Abducted and killed after a Christmas night out: 30 years since the notorious murder of Geraldine Palk

  • Watch the video report by ITV Wales Correspondent Richard Morgan


Geraldine Palk was described as 'friendly, lively and outgoing'.

But at just 26, the shipping clerk from Cardiff was brutally murdered.

Thirty years ago tonight, Geraldine was returning to her home in Fairwater following aChristmas night out in the city.

She shared a taxi with three other people, and she was dropped just yards from her home.

But she never made it to the front door.

Along the way, police believe, she was abducted and dragged onto a nearby playing field.

South wales Police searching for Geraldine Palk's body

There, she was subject to a degrading attack - raped, stabbed 81 times, and left with devastating head injuries after being struck with a blunt object – thought by officers to have been a brick.

Her semi-naked body was then dumped in a nearby stream, to be discovered the next morning.

It was a scene that shocked even hardened detectives. Wynne Phillips was the senior investigating officer at the time, and went on to become Head of CID for South Wales Police.

"When you go to a scene like that, you realise how terrible these incidents are", he said.

“To be found in a stream semi-naked having just gone out for the night never to return home, those memories live with you forever."

South wales Police took DNA samples from five thousand local men

Shocked by the brutality of the crime, police launched a huge manhunt.

They carried out extensive door-to-door inquiries, and took DNA samples from 5,000 local men.

But despite their efforts, officers were unable to identify a suspect.

When the breakthrough eventually came, it was more than ten years later thanks to advances in forensic technology.

A forensics expert, Dr Jonathan Whitaker, was able to extract enough DNA from a cotton swab obtained in the original investigation to get a match with the new national DNA database.

Officers were unable to identify a suspect for ten years

The match pointed to a man serving a sentence for a separate offence in Dartmoor Prison - Mark Hampson, a carpet fitter from Taff’s Well.

For Detective Chief Inspector Paul Kemp, it was a key breakthrough.
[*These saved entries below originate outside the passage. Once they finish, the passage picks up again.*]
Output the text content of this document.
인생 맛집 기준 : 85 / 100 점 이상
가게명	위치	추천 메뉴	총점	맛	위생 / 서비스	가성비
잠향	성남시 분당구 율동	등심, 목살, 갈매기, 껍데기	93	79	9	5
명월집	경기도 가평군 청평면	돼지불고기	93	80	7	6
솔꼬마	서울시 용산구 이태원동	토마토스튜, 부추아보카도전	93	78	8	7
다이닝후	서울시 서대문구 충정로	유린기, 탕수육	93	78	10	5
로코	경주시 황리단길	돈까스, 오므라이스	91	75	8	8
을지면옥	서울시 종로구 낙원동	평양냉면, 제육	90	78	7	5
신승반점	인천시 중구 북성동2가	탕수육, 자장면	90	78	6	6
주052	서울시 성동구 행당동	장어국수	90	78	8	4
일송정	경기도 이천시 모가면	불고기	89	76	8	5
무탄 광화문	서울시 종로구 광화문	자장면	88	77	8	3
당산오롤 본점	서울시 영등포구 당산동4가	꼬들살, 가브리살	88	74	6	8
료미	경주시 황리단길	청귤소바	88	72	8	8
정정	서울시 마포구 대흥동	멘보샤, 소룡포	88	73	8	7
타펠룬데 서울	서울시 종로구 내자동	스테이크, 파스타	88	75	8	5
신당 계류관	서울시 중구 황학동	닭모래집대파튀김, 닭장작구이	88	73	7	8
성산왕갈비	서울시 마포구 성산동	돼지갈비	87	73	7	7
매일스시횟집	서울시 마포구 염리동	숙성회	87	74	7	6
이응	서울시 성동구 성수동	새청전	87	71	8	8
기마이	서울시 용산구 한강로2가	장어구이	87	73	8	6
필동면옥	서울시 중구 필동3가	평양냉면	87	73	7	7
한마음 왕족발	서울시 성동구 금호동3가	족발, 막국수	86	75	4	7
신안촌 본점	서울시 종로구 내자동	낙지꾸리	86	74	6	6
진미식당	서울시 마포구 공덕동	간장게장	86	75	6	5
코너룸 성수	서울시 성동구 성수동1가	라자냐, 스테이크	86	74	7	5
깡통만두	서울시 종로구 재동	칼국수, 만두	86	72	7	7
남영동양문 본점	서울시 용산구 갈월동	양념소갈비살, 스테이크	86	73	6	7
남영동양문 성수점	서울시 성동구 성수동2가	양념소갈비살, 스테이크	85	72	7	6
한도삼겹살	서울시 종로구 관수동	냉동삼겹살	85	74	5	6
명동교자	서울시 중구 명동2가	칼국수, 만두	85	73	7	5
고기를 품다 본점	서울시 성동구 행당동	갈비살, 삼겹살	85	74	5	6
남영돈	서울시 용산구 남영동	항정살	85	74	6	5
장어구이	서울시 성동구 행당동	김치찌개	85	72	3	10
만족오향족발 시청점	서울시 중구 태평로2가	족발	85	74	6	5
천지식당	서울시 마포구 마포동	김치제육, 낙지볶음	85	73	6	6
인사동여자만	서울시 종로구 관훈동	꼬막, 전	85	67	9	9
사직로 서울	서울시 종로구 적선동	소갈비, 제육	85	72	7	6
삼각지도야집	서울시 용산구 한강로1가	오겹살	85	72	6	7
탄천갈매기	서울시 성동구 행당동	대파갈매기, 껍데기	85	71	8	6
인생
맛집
He said, "What had happened was that two years earlier, Mark Hampson had been arrested in connection with another matter.

“His DNA had been taken and put onto the DNA database. So that's where the match came."

Hampson was arrested and charged with Geraldine's murder.

In police interviews, he admitted that he had met the victim and claimed that they had consensual sexual contact.

But his account was rejected by the jury.

"To say that somebody had come along just minutes later and murdered her was not accepted”, says Wynne Phillips.

“The evidence against him was very, very strong. Undoubtedly in my mind, the right person was charged and convicted of the murder of Geraldine Palk."

Mark Hampson was arrested and charged with murder

Mark Hampson was sentenced to life in prison in 2001. The judge described him as “a vicious and violent man who’d shown not one hint of remorse.”

An appeal against his conviction was rejected in 2004. Hampson died in prison in 2007.

Sadly, the parents of Geraldine Palk never lived to see her killer brought to justice.

Now retired, Wynne Phillips is left to reflect on how the murder had more than one victim.

"It makes you wonder if Geraldine had been alive today would her parents have been alive as well?

“And that is the consequences of these horrible, horrible murders. It doesn't just take one life away, it takes a family away.

“They'll never forget it and they have to learn to live with it unfortunately. It’s a life sentence for them."